Réponse, peut-être, en 2008.
Dr J.F Gaudy Paris V
Eléments complémentaires de reconstitution :
les moyens de rétention
(les tenons)
a) radiculaires
Fracture de l'incisive mitoyenne supérieure. Tentative de reconstitution aprés pulpectomie avec tenon "scew post" scellé et composite.
Le tenon radiculaire est scellé (Fuji I)
Reconstitution au composite; le screw post dont la teinte dorée est visible sous le composite est camouflé à l'opaquer avant la première couche de composite. Le composite n'atteint pas en incisal le niveau de l'arcade incisive de façon à protéger et à soustraire cette cuspide des contraintes occlusales et des mordus.
Une autre incisive mitoyenne reconstituée en composite.
Une autre technique sur une fracture similaire aurait pu etre utilisée : la couronne céramo métal à pivot (plus onéreux) illustrée par le cas ci-dessous.
Essai de 3 teintes de céramiques avant la pose ! (La 1° céra pour chien du prothésiste : il n'a pas lésiné !!)
Pose de la céramique (mitoyenne du coté droit du cliché) : le ciment de scellement n'a pas été retiré à la jonction corono gingivale.
b) para pulpaires
Les tenons parapulpaires peuvent présenter un interêt lors de reconstitution de dents usées sur leur face distale (ex. chiens usant les canines sur les barreaux de la cage) lorsque il n'est pas possible de tailler de cavité rétentive. Ces petits tenons vissés aprés préparation d'un pré-trou calibré constituent des points d'ancrage qui évitent le glissement de la reconstitution. Ils sont difficiles à utiliser sur dent vivante car il faut éviter la cavité pulpaire (=> à éviter chez les chiens jeunes à grande chambre pulpaire).

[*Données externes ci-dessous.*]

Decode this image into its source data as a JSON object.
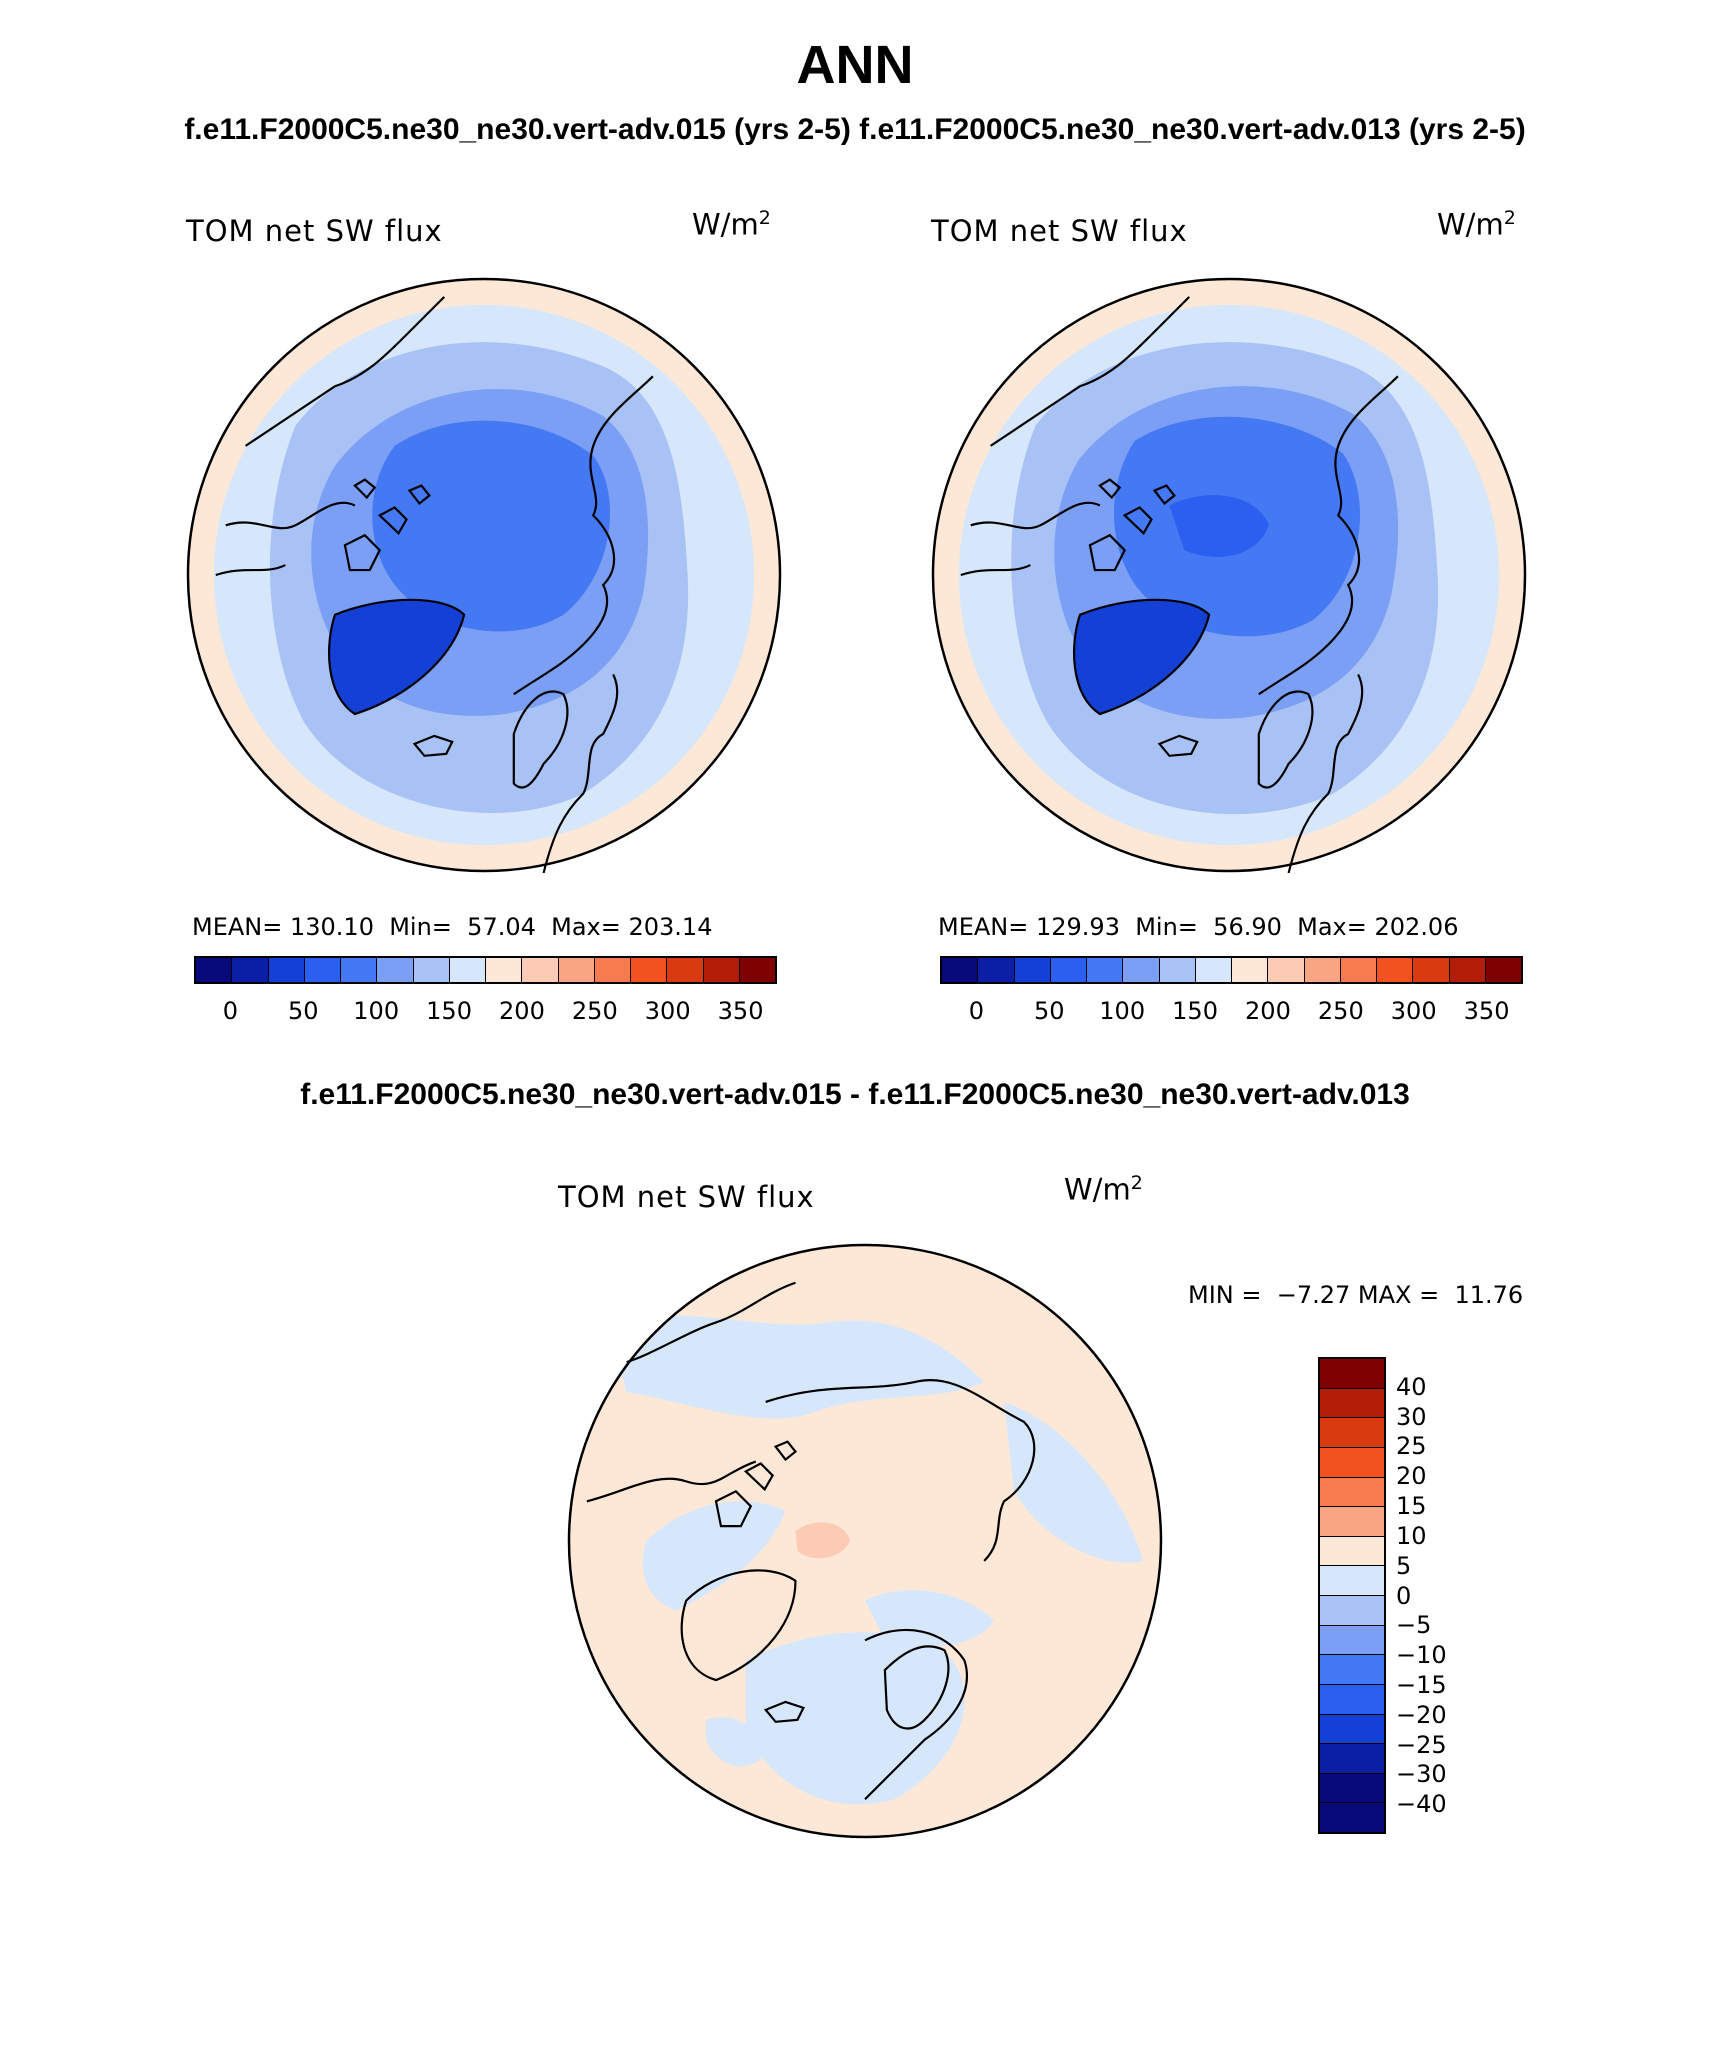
{
  "title": "ANN",
  "subtitle": "f.e11.F2000C5.ne30_ne30.vert-adv.015 (yrs 2-5) f.e11.F2000C5.ne30_ne30.vert-adv.013 (yrs 2-5)",
  "diff_title": "f.e11.F2000C5.ne30_ne30.vert-adv.015 - f.e11.F2000C5.ne30_ne30.vert-adv.013",
  "colors": {
    "abs_scale": [
      "#08097a",
      "#0a1ea6",
      "#1540d5",
      "#2a5ff0",
      "#4579f3",
      "#7b9ff5",
      "#a9c2f5",
      "#d6e7fb",
      "#fde8d8",
      "#fccab5",
      "#f9a482",
      "#f77b4f",
      "#f2521f",
      "#d93a10",
      "#b31c07",
      "#7f0000"
    ],
    "diff_scale": [
      "#7f0000",
      "#b31c07",
      "#d93a10",
      "#f2521f",
      "#f77b4f",
      "#f9a482",
      "#fde8d8",
      "#d6e7fb",
      "#a9c2f5",
      "#7b9ff5",
      "#4579f3",
      "#2a5ff0",
      "#1540d5",
      "#0a1ea6",
      "#08097a"
    ],
    "coast": "#000000"
  },
  "panels": {
    "left": {
      "label": "TOM net SW flux",
      "units": "W/m",
      "units_sup": "2",
      "stats": "MEAN= 130.10  Min=  57.04  Max= 203.14",
      "ticks": [
        "0",
        "50",
        "100",
        "150",
        "200",
        "250",
        "300",
        "350"
      ]
    },
    "right": {
      "label": "TOM net SW flux",
      "units": "W/m",
      "units_sup": "2",
      "stats": "MEAN= 129.93  Min=  56.90  Max= 202.06",
      "ticks": [
        "0",
        "50",
        "100",
        "150",
        "200",
        "250",
        "300",
        "350"
      ]
    },
    "diff": {
      "label": "TOM net SW flux",
      "units": "W/m",
      "units_sup": "2",
      "minmax": "MIN =  −7.27 MAX =  11.76",
      "ticks": [
        "40",
        "30",
        "25",
        "20",
        "15",
        "10",
        "5",
        "0",
        "−5",
        "−10",
        "−15",
        "−20",
        "−25",
        "−30",
        "−40"
      ]
    }
  },
  "chart_data": [
    {
      "type": "heatmap",
      "projection": "north polar stereographic",
      "title": "TOM net SW flux",
      "case": "f.e11.F2000C5.ne30_ne30.vert-adv.015 (yrs 2-5)",
      "units": "W/m2",
      "mean": 130.1,
      "min": 57.04,
      "max": 203.14,
      "contour_levels": [
        0,
        50,
        100,
        150,
        200,
        250,
        300,
        350
      ]
    },
    {
      "type": "heatmap",
      "projection": "north polar stereographic",
      "title": "TOM net SW flux",
      "case": "f.e11.F2000C5.ne30_ne30.vert-adv.013 (yrs 2-5)",
      "units": "W/m2",
      "mean": 129.93,
      "min": 56.9,
      "max": 202.06,
      "contour_levels": [
        0,
        50,
        100,
        150,
        200,
        250,
        300,
        350
      ]
    },
    {
      "type": "heatmap",
      "projection": "north polar stereographic",
      "title": "TOM net SW flux",
      "case": "f.e11.F2000C5.ne30_ne30.vert-adv.015 - f.e11.F2000C5.ne30_ne30.vert-adv.013",
      "units": "W/m2",
      "min": -7.27,
      "max": 11.76,
      "contour_levels": [
        -40,
        -30,
        -25,
        -20,
        -15,
        -10,
        -5,
        0,
        5,
        10,
        15,
        20,
        25,
        30,
        40
      ]
    }
  ]
}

Une fois vissé le pins peut etre recourbé pour éviter de faire saillie.
La même dent aprés la pose de composite pour recouvrir les pins.
1° exemple
Quelques pins sur une dent (canine) fracturée et dévitalisée avec pose d'un composite quelques mois avant. Un essai de reconstitution au composite sera tenté sur la face occlusale : ce type de montage est voué à l'échec car, d'une part, en face occlusale un composite en substitution de la cuspide de canine a de trés grande chance d'être rapidement pulvérisé, d'autre part une reconstitution composite en coiffe sur une surface comportant de l'amalgame ne constitue pas un montage orthodoxe sur le plan de la compatibilté des matériaux.
Les pins sont visibles par transparence. La cuspide en composite (trop fragile) va raidement casser. La seule reconstitution possible et viable sur un telle dent aurait été la couronne acier.
2° exemple
Ce type de reconstruction sur tenon acier avec restauration au composite a également trés peu de chance de durer dans le temps car la restauration intéresse la cuspide d'une canine de chien moyen et cette dernière sera continuellement soumise à des contraintes qui entraîneront sa dégradation.